Robert Herz and FASB are preparing a radical new format for financial statements.
Alix Stuart, CFO Magazine
February 1, 2008
Proposed financial statement presentation/arising developments can be found on IASB/FASB website: http://188.8.131.52/draft/DP_Financial_Statement_Presentation.pdf (beginning on page 87) More condensed version can be found: http://www.journalofaccountancy.com/Issues/2008/Nov/ShakingUpFinancialStatementPresentation
Posted by Natasha Glodek | February 10, 2009 02:09 pm
Does anyone know how / where I can see these proposed statements? Can someone post a link?
Posted by J Davis | February 15, 2008 07:48 pm
Hello, I have no idea what the FASB is thinking.

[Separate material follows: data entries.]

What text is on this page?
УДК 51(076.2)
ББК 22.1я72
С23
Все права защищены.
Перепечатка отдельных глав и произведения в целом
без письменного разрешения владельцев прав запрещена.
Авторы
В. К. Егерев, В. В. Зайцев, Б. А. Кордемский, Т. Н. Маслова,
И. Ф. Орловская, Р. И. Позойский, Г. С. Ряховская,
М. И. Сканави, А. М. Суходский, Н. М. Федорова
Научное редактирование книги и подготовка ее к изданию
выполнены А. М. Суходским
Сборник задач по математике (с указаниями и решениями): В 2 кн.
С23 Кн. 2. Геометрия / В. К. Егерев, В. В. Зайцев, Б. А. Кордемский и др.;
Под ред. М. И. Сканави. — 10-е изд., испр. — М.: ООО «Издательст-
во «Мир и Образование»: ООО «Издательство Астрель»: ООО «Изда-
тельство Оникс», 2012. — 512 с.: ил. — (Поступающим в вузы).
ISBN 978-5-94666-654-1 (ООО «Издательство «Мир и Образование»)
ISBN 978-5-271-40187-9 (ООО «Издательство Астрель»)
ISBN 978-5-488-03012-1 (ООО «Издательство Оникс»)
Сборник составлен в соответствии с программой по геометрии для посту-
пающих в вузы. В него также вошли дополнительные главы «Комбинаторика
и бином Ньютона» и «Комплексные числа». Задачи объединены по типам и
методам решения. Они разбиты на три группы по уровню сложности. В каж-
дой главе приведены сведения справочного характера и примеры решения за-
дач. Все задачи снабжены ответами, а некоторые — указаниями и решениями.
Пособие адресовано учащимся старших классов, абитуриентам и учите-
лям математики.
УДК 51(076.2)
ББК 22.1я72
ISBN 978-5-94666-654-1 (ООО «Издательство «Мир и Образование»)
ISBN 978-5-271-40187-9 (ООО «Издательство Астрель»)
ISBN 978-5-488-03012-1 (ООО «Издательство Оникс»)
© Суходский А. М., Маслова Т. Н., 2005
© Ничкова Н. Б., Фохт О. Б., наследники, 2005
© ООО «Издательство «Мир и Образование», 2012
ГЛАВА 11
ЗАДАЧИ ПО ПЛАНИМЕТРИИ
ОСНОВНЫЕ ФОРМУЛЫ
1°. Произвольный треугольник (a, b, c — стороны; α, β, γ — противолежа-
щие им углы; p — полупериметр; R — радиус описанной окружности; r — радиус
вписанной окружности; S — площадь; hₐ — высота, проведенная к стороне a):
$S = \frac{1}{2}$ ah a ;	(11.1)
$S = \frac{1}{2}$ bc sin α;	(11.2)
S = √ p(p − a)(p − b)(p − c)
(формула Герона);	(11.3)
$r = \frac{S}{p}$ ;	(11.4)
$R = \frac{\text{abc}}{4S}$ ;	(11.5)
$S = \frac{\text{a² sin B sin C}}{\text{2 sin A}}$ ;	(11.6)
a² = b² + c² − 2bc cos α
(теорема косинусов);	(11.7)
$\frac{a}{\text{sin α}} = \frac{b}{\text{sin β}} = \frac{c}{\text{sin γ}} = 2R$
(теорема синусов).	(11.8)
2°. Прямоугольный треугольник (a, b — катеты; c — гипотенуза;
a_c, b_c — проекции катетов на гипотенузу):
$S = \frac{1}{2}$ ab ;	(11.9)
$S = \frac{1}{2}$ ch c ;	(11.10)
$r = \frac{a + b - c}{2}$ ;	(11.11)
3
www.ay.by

They should give more direction on what should be in the lines not totally change the statements. What do they want as their legacy that we changed the look of the financial statements. Average person can not read them now. If analyst want to get funky with their analyst on investing a company let the information be in the footnotes. I believe the accounting field will be looked at as a bunch of fools. Thanks Tim
Posted by Tim Fitzgerald | February 08, 2008 09:02 am
Sounds to me like the FASB is on another of its intellectually stimulating but oh-so-impractical tangents in testing its new format for financial statements. Before companies are forced to pursue this expensive exercise in futility, the FASB needs to be reminded of rule number 1 about financial statements: Their primary intent is to provide timely, accurate and USEFUL information to users, i.e. owners, potential owners, credit analysts, regulators, etc. Somebody at the FASB needs to ask users what they want to see and what they find really useful in financial statements, rather than what strikes technical/theoretical accountants' fancy. I think users and providers of financial statements would be far better served if the FASB would spend their time defining EBITDA (earnings before interest, taxes, depreciation and amortization). Every fundamental analysis of a business starts or ends with this metric. But the FASB and SEC seem to suffer from NIH Syndrome ("Not Invented Here"). Again, they need to get their heads out of the theoretical sky and put their feet on the ground where financial statement users, i.e. their constituency, have to operate.